Burthogge on Transubstantiation

 Richard Burthogge, from his Organum Vetus et Novum (published in 1648):

32. The Lights of Faith and Nature, of Revelation and Reason, though they be not the same, yet are not contrary; I mean, that what is shewn or seen to be true in one Light, can never be shewn or seen to be false in the other: What is Apprehended by Sense rightly circumstanced and condition'd, to be This or to be That, or else by Reason rightly acting to be so, or so, it is never contradicted by Revelation. Things are nothing to a man but as they stand in his Analogie: for him to believe against his Faculties, is to believe a Contradiction. If in the Holy Sacrament of the Lord's Supper, the Elements first and last are Bread and Wine to Sense, and to Reason judging according to Sense, I cannot hold my self obliged by (any) Revelation to believe them Flesh and Blood, but in a Notion consistent with the judgment Sense and Reason make of them; that is, not flesh and blood substantially, but sacramentally; not flesh and blood really, but only by signification. Else Truth might be Incongruity, Inconsistency. Transubstantiation is to me a Mystery; I am so far from making truth of it, that I cannot make any sense of it; I might as well believe that two and two make not four, or three and three six, as that it is not Bread, or Wine, which to my Eye, my Taste, my Touch, in a word, which being an Object of Sense, to all Examinations of my Sense is so. What is against Sense, is against Knowledge.

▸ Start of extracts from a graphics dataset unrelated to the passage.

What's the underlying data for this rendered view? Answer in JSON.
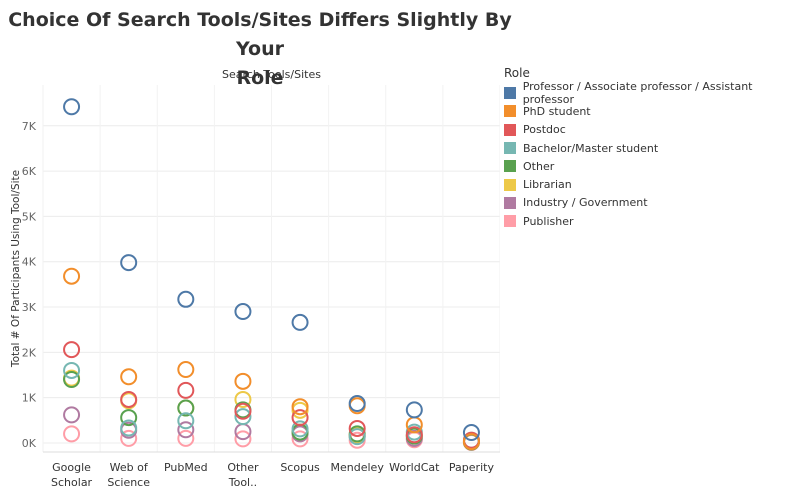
{
  "title_line1": "Choice Of Search Tools/Sites Differs Slightly By Your",
  "title_line2": "Role",
  "legend_title": "Role",
  "chart_data": {
    "type": "scatter",
    "title": "Choice Of Search Tools/Sites Differs Slightly By Your Role",
    "xlabel": "Search Tools/Sites",
    "ylabel": "Total # Of Participants Using Tool/Site",
    "ylim": [
      -200,
      7900
    ],
    "yticks": [
      0,
      1000,
      2000,
      3000,
      4000,
      5000,
      6000,
      7000
    ],
    "ytick_labels": [
      "0K",
      "1K",
      "2K",
      "3K",
      "4K",
      "5K",
      "6K",
      "7K"
    ],
    "categories": [
      "Google Scholar",
      "Web of Science",
      "PubMed",
      "Other Tool..",
      "Scopus",
      "Mendeley",
      "WorldCat",
      "Paperity"
    ],
    "category_lines": [
      [
        "Google",
        "Scholar"
      ],
      [
        "Web of",
        "Science"
      ],
      [
        "PubMed"
      ],
      [
        "Other",
        "Tool.."
      ],
      [
        "Scopus"
      ],
      [
        "Mendeley"
      ],
      [
        "WorldCat"
      ],
      [
        "Paperity"
      ]
    ],
    "grid": true,
    "marker": "open-circle",
    "legend_position": "right",
    "series": [
      {
        "name": "Professor / Associate professor / Assistant professor",
        "color": "#4e79a7",
        "values": [
          7420,
          3980,
          3170,
          2900,
          2660,
          870,
          730,
          230
        ]
      },
      {
        "name": "PhD student",
        "color": "#f28e2b",
        "values": [
          3680,
          1460,
          1620,
          1360,
          800,
          820,
          400,
          30
        ]
      },
      {
        "name": "Postdoc",
        "color": "#e15759",
        "values": [
          2060,
          960,
          1160,
          700,
          560,
          320,
          180,
          60
        ]
      },
      {
        "name": "Bachelor/Master student",
        "color": "#76b7b2",
        "values": [
          1600,
          330,
          490,
          580,
          310,
          140,
          240,
          60
        ]
      },
      {
        "name": "Other",
        "color": "#59a14f",
        "values": [
          1400,
          560,
          770,
          730,
          240,
          200,
          150,
          20
        ]
      },
      {
        "name": "Librarian",
        "color": "#edc948",
        "values": [
          1430,
          930,
          770,
          960,
          720,
          160,
          160,
          20
        ]
      },
      {
        "name": "Industry / Government",
        "color": "#b07aa1",
        "values": [
          620,
          280,
          290,
          250,
          200,
          150,
          100,
          20
        ]
      },
      {
        "name": "Publisher",
        "color": "#ff9da7",
        "values": [
          200,
          100,
          100,
          90,
          90,
          60,
          70,
          10
        ]
      }
    ]
  }
}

What is notable about this is that it anticipates, and very likely is the original source, for Tillotson's much more famous version of this argument, first published in 1684:

1. Whether any Man have, or ever had, greater Evidence of the Truth of any Divine Revelation than every Man hath of the Falshood of Transubstantiation? Infidelity were hardly possible to Men if all Men had the same Evidence for the Christian Religion which they have against Transubstantiation; that is, the clear and irresistible Evidence of Sense. He that can once be brought to contradict or deny his Senses, is at an end of Certainty; for what can a Man be certain of, if he be not certain of what he sees? In some Circumstances our Senses may deceive us, but no Faculty deceives us so little and so seldom: And when our Senses do deceive us even that Error is not to be corrected without the help of our Senses.

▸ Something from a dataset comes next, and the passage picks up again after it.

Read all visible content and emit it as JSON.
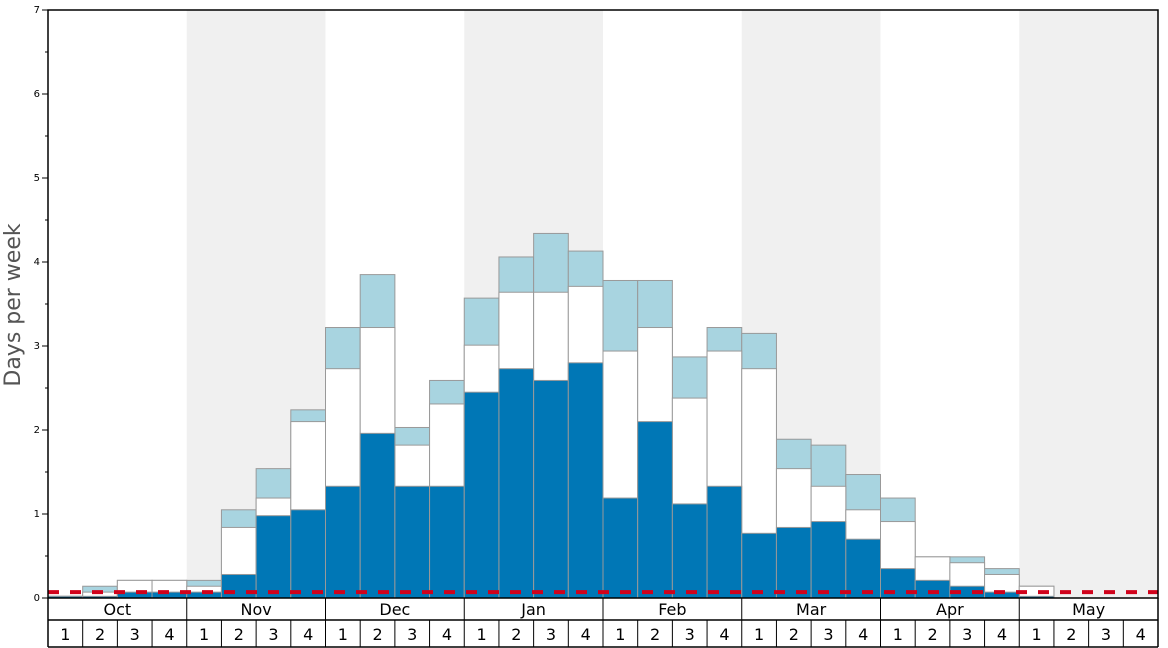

This argument had significamt influence on Protestant apologetics and polemics, but even more significantly was explicitly adapted by Hume in his argument against all miracles, and therefore received some wide philosophical discussion in that context. It's worth noting that Tillotson's version is slightly more cautious than Burthogge's, because Tillotson allows for the fact that "our Senses may deceive us". (Burthogge holds that there can be nothing more fundamental than sensation, which is the foundation of all of our notions; he has a fairly expansive view of how we can go beyond what we sense, but he thinks everything has to bottom out in what we sense.)